Mismatched expectations

When you can’t seem to sync up about morals and life goals, you may not be compatible for anything beyond a little banter at brunch. Before diving into exploring who’s the right candidate for a sexual friendship, get clear on who to ask – and who to skip. If you have a good friend who can’t fathom casual flings, they’re clearly not the person to proposition if you’re looking to keep things simple and vulnerable and friendly.

Start by communicating openly with friends about your opinions on sexual friendships, and tell them what you’re looking for, so your friend doesn’t hold any hopes that the relationship will become romantic. Find someone who you don’t expect to have feelings for, either – and be honest with yourself. You may need to try things on with a friend who’s different enough from you that you don’t start daydreaming about plant babies and vacations and visiting each other’s families for Thanksgiving.

You probably already have that friend in your life: the one that you love platonically and deeply, but who would butt heads with you too many times if you ever tried to really share a life together. If you’re both new to it, then they’re your prime candidate. And so long as you enter the scene with nothing but honesty, you’ll both emerge from a sexual friendship better than when you started.

Power dynamics

When you’re exploring sexual friendships, know the power dynamics at play. It can be easy to fall into traps and tropes when navigating the ripe world of sexual friendships. If you and your friend are in different stages of life, or have some kind of visible power difference between you two, it might be impossible to have a healthy dose of intimacy without playing into imbalances or heightening them.

The most obvious case is in professional situations. No matter what the workplace environment or how close you are, a supervisor or scheduling manager should clearly never propose a sexual friendship with an employee. You may have known each other for years, but they will eventually worry about how you’ll handle their schedule or career future if the arrangement ever changes. 

Likewise, age is always a factor in navigating more complex dynamics. Watch for how an age gap, resources gap, or experience gap may make you seem like you hold some kind of keys to a kingdom, leading to sexual friendships that your friend may not actually want, but not know how to say no to.

And while this is inevitable in many sexual situations, be aware of the gender dynamic. If you’re a cisgender man dating women, be aware of the ways your intimacy shows itself, and how clear you are in your intentions. Learn how to take a rejection, and be a good, communicative friend who listens to the people around you. 

Mismatched perspectives

Power dynamics and expectations aside, the best way to make sure your sexual friendship is a success is to have the same perspective diving in. Whatever the reason for exploring a sexual friendship with someone, make sure they’re coming at it from the same perspective. A monogamous person who’s been jilted will probably have different perspectives than someone who is polyamorous and wants to appreciate their friends sexually. 
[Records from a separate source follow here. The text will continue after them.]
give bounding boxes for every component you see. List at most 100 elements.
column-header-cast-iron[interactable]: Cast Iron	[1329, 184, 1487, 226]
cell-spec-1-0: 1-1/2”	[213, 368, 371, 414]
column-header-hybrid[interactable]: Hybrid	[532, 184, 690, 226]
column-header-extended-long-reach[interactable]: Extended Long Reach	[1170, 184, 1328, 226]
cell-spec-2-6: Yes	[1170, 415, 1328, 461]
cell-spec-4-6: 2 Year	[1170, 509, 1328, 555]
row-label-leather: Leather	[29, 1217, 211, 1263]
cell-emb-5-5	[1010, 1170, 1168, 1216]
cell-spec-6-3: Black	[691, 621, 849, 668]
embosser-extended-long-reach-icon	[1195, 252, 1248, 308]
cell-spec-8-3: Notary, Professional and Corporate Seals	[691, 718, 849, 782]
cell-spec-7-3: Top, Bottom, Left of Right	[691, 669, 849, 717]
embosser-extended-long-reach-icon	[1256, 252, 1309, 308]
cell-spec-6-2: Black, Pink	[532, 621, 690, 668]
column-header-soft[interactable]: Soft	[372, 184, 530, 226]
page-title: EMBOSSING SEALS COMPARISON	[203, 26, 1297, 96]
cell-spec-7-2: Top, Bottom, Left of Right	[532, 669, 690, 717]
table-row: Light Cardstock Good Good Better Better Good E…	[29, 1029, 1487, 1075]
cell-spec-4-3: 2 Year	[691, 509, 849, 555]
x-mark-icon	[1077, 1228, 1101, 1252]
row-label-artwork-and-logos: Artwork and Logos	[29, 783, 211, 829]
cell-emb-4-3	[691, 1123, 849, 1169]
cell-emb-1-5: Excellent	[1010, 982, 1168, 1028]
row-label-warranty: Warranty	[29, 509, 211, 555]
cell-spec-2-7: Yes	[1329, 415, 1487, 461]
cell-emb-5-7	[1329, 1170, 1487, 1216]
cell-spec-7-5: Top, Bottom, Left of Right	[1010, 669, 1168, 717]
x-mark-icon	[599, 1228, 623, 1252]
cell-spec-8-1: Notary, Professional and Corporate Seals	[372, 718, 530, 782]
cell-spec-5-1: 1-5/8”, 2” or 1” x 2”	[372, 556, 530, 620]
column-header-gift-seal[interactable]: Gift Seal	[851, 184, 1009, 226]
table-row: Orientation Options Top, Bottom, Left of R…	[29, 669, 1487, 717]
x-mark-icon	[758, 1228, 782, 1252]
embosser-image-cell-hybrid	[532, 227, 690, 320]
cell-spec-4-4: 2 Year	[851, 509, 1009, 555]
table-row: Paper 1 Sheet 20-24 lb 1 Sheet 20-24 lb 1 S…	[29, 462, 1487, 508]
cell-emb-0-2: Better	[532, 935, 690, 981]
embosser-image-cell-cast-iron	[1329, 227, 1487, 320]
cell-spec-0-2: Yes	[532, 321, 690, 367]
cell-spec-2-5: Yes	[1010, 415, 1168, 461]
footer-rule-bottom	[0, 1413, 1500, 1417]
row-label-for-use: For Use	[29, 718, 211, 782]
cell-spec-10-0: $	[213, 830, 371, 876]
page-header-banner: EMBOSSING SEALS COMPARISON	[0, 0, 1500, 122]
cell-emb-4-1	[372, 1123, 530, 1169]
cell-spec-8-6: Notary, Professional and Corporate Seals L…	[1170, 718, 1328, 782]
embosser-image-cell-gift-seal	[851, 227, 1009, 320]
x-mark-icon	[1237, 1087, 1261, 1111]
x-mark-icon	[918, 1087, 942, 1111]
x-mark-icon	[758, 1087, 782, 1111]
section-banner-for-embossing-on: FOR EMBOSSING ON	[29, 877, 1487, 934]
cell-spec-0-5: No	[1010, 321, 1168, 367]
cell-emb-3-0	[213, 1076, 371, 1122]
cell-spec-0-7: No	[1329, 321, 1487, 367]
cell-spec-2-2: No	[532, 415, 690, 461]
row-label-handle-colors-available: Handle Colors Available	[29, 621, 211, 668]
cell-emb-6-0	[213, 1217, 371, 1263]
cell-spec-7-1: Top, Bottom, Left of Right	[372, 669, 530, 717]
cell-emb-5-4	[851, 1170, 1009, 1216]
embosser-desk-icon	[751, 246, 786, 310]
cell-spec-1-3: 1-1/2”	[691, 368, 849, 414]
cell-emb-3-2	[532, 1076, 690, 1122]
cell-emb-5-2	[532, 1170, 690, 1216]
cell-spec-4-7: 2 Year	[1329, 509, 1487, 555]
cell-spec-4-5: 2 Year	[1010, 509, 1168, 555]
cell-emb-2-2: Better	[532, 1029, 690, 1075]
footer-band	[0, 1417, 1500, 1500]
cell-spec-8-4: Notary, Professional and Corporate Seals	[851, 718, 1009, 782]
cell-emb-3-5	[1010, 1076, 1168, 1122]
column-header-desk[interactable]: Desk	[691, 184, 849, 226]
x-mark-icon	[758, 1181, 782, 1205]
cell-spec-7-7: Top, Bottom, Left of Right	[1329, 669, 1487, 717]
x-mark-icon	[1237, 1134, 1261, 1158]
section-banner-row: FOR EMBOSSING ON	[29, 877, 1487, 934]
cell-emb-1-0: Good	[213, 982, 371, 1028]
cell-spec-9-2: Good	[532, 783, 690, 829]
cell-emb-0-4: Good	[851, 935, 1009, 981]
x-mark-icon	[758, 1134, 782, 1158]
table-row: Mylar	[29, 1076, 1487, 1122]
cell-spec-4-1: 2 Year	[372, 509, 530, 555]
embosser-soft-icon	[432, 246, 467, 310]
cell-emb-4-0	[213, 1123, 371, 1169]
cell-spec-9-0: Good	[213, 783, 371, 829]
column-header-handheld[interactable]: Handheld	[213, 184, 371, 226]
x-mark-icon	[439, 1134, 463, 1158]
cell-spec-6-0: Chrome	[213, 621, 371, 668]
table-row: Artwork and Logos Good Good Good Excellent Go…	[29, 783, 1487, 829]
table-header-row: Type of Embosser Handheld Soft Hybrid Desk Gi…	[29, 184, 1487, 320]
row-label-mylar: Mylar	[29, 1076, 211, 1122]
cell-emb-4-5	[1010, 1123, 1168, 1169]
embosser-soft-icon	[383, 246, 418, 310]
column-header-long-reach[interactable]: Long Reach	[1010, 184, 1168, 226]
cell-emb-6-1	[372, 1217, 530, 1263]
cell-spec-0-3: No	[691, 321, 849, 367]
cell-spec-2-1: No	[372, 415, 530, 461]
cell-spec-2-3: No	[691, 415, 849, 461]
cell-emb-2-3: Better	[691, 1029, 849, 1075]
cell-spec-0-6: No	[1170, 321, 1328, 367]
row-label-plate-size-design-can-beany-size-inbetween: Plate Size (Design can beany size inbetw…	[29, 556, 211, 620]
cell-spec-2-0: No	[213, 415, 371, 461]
While both have good intentions, the different understanding of why you’re sharing intimacy could make your friendship implode. On the same page, you and your friends can thrive while getting it on. 

Some of my favorite sexual friendships have arisen out of mutual heartbreak. With two different lovers, we were just looking to lean on a friend, get off, and have fun with someone we trusted. It was nice to work through things, talk about breakups, and still have good sex. 

Being on different pages will only muddy things – but knowing where you’re both coming from will only make the evolution of your friendship that much sweeter.

Radically overthrow your definition of intimacy

If you’ve spent your life wading through traditional models of lovin’, sexual friendships may sound like a head trip. Sitting on the couch with my partner, my husband, and the undefinable D could sound like a monogamous person’s nightmare. But this kind of life is giving and tender, and is something everyone can have with a little communication. 

It starts with stepping off that escalator – so when will you make the leap?